Perkins returned to live performances and cut more tunes, this time switching over to Columbia Records in 1958, but with only moderate success, due mostly to how the record company presented him: They had him taking on other musicians’ compositions, and on several occasions he wasn’t even playing guitar, only singing. During this depressing time for Perkins, he started hitting the bottle and didn’t get off it for a good 10 years, until a 4-day drinking binge nearly killed him.
During the early 1960s, he played the club circuit in Las Vegas and went on a tour of Germany. As his star continued to fade, he and Chuck Berry toured Great Britain together in May 1964, where they were backed by The Animals, whose mega hit “The House of The Rising Sun” was released that year. At first, Perkins didn’t think he could still pull in the crowds. But enthusiastic British rock fans proved him wrong. There, after one of his successful shows, he met the Beatles, who for years--as it turned out--had been deeply influenced by Perkins’ music and was asked if they could record some tunes he had written and recorded years earlier, namely “Honey Don’t,” along with “Everybody’s Trying to Be My Baby” and “Matchbox.”

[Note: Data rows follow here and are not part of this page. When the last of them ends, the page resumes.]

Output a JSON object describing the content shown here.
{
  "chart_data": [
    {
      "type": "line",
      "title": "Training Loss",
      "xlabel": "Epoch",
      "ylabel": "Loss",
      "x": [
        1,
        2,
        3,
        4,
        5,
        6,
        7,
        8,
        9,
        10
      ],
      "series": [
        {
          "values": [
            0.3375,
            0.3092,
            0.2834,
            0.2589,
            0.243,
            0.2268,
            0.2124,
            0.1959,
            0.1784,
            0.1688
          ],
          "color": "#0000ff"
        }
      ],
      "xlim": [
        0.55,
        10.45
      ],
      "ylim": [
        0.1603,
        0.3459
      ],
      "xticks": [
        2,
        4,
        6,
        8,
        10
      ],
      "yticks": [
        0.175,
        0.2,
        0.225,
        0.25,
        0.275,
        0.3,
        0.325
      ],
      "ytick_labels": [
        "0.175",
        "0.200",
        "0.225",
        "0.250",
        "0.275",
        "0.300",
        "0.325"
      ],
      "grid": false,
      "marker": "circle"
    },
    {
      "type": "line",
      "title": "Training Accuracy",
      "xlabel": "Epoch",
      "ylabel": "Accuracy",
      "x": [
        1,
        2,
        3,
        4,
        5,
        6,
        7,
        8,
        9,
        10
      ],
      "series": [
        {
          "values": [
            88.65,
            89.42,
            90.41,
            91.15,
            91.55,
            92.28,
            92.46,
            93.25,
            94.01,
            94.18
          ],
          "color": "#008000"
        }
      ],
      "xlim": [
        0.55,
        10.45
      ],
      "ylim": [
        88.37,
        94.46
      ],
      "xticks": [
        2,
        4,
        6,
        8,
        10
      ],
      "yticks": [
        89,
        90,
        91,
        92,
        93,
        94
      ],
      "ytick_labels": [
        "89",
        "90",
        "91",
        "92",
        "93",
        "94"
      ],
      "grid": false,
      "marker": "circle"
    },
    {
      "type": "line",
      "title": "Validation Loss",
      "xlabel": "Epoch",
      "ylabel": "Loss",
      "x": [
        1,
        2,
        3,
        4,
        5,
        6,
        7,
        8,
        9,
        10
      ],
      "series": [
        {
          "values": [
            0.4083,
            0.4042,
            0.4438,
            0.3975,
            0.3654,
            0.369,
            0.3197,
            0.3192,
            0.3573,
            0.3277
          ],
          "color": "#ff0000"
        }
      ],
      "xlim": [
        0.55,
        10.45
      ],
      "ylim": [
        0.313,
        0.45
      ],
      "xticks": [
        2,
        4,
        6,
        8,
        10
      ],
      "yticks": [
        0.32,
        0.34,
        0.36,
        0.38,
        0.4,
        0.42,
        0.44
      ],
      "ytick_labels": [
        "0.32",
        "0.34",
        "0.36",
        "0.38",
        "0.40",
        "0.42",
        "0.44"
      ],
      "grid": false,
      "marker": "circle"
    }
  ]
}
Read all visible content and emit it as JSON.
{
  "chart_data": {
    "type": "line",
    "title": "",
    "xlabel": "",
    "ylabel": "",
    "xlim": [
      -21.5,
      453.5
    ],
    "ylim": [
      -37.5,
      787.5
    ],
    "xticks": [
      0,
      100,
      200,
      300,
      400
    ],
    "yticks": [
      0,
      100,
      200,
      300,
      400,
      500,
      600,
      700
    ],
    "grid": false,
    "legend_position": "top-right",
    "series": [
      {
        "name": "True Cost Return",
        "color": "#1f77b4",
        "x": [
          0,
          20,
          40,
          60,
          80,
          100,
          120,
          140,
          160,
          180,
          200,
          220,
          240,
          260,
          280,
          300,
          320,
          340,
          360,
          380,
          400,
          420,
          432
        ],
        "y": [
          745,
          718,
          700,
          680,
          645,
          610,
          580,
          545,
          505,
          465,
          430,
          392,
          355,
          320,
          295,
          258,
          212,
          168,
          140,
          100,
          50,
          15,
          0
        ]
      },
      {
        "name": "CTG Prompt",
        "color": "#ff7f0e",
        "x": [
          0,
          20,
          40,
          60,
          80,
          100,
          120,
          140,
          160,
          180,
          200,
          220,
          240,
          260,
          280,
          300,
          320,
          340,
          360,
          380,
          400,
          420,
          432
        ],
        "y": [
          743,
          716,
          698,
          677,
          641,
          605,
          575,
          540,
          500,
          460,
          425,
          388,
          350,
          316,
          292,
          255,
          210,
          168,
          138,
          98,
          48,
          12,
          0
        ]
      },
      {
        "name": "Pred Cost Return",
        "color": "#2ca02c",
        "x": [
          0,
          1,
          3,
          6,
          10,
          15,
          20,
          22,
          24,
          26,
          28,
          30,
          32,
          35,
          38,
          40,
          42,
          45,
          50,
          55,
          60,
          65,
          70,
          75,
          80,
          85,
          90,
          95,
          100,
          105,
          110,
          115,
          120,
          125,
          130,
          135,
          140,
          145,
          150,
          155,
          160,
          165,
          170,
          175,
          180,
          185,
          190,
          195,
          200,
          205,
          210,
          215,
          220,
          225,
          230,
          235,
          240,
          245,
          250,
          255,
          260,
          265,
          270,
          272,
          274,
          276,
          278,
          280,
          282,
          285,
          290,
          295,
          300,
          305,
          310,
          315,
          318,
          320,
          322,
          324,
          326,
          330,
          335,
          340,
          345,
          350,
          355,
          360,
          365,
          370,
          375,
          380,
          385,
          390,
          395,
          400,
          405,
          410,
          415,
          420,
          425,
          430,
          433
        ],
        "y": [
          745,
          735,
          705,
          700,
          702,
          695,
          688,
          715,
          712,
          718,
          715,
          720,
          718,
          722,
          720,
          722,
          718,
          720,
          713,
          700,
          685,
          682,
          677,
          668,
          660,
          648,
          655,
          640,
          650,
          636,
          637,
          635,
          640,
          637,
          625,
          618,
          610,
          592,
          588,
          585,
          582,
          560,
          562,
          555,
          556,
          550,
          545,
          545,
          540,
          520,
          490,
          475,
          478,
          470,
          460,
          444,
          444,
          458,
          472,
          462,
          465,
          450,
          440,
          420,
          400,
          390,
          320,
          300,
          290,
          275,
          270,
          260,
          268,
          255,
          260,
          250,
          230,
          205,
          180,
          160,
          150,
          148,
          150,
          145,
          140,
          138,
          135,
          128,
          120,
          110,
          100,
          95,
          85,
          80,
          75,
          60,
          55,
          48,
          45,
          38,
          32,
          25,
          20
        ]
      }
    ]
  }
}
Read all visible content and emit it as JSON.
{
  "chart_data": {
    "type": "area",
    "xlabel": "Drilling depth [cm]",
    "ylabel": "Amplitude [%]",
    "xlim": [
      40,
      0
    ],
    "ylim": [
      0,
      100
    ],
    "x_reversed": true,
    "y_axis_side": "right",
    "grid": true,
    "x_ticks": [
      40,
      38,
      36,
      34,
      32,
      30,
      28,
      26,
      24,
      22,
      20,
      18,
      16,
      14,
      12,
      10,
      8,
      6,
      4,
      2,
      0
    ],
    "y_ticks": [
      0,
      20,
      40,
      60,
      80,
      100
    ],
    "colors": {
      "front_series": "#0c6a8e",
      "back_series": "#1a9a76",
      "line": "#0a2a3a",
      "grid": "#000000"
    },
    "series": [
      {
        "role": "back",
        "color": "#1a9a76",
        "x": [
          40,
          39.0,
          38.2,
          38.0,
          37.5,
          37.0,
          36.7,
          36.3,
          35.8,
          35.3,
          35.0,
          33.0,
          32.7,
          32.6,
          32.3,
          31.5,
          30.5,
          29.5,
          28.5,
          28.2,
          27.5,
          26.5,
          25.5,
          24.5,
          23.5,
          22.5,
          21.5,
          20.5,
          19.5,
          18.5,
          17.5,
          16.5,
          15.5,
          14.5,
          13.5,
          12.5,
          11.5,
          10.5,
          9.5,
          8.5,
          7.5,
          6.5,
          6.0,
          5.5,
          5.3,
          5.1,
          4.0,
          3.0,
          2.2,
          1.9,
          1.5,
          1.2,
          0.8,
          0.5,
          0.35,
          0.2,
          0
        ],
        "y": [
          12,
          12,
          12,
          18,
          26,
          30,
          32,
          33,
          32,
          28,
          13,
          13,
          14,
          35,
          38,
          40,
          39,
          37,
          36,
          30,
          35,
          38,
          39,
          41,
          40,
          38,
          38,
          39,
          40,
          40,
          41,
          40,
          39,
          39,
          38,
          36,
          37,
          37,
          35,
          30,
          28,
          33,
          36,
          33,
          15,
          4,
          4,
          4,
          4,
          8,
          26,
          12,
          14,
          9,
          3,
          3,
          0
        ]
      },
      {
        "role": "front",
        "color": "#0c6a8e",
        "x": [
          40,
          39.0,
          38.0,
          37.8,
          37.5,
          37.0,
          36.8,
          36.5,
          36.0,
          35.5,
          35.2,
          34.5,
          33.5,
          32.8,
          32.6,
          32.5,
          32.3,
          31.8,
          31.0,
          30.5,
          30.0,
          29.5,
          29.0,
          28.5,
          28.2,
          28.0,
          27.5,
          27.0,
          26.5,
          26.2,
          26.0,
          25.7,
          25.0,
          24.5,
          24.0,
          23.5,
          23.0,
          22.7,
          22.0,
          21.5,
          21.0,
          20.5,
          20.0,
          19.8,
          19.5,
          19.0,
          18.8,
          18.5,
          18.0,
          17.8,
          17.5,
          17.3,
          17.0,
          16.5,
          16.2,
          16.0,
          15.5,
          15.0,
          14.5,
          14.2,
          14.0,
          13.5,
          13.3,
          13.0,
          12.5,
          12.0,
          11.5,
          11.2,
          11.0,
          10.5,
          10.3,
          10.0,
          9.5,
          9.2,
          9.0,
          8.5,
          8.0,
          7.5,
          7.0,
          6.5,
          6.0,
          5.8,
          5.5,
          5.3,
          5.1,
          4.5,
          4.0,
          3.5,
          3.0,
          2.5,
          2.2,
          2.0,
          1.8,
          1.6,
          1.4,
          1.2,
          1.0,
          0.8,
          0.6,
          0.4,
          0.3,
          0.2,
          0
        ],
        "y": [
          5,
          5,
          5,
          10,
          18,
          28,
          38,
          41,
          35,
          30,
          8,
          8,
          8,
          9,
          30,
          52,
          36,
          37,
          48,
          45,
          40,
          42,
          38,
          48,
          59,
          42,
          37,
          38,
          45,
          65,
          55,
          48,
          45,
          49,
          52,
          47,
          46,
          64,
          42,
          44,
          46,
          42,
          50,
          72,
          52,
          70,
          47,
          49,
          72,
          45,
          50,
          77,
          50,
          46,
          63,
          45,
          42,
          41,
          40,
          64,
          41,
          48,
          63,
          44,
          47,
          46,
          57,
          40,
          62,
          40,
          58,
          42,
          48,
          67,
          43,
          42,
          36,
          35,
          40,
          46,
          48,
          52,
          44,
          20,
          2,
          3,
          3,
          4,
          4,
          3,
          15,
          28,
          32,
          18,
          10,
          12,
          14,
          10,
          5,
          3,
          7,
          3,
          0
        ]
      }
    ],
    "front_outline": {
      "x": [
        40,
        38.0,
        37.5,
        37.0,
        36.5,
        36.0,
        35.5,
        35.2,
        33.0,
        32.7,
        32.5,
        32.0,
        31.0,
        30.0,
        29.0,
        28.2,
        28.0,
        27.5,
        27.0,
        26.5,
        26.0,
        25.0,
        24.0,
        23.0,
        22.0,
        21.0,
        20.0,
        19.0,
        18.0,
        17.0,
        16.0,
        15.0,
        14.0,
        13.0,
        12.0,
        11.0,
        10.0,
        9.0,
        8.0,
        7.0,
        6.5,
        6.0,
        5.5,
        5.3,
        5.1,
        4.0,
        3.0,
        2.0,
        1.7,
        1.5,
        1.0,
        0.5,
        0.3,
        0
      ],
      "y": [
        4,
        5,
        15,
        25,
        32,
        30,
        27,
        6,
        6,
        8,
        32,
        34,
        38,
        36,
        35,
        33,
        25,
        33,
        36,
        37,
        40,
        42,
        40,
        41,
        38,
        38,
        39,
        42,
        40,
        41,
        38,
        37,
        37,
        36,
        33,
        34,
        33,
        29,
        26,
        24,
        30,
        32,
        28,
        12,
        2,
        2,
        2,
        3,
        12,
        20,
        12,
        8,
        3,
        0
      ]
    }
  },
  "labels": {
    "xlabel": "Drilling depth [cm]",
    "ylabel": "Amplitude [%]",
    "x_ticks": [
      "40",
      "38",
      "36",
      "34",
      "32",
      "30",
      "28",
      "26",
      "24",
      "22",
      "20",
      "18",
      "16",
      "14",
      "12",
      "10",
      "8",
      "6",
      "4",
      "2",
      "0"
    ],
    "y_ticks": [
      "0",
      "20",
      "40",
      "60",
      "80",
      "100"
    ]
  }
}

Thrilled, Perkins had no objections. They all headed to the recording studio where Perkins supervised the handling of his songs. Paul McCartney said years later: “If there were no Perkins, there would be no Beatles.” Perkins tour was such a success that he returned to Britain later in the year.
Into the 1970s-1980s, Perkins saw a revival of his music trend, due to the nostalgic “Oldies” popularity, and he wrote several hits for country stars: “Silver and Gold” for Dolly Parton, “When You’re A Man On Your Own” for George Strait, “Daddy Sang Bass” for Johnny Cash, and a No. 1 seller for the Judd’s, “Let Me Tell You About Love.” Years earlier, he wrote “So Wrong” for Patsy Cline. Perkins also toured and recorded with Cash for nearly a decade as his opening act.
Known as a kind, gentle man to family and friends, Perkins died at the age of 65 on January 19, 1998 in Jackson, Tennessee of throat cancer after suffering through several strokes. He is in the Rock-n-Roll Hall of Fame, Rockabilly Hall of Fame, Memphis Music Hall of Fame, and Nashville Songwriters Hall of Fame. His music lives on in his son, Stan, a brilliant musician in his own right and also a member of the Rockabilly Hall of Fame.
Today, Carl Perkins is considered the “King of Rockabilly” and his song, “Blue Suede Shoes” is “The National Anthem of Rock-n-Roll.” But he had some other great tunes, too. Check them out online or purchase a disk or two. My personal favorite is one that I have, “Carl Perkins Original Sun Greatest Hits.” It’s a keeper: Perkins at his twangy best.
Carl Perkins was the unsung hero of early Rock-n-Roll and part of the legendary “Big Three” trio in the mid-1950s consisting of Chuck Berry, Elvis Presley, and Perkins who got it all started. One of his friends once said that hearing Perkins performing rockabilly was a sight and sound to behold: “He was the only musician who could out-Elvis Elvis.”
Presley might’ve had the looks and the swoon, but the versatile Perkins could do it all from a musician’s standpoint. That says a lot for the son of a poor share cropper who dropped out of school in the eighth grade to pursue a musical career.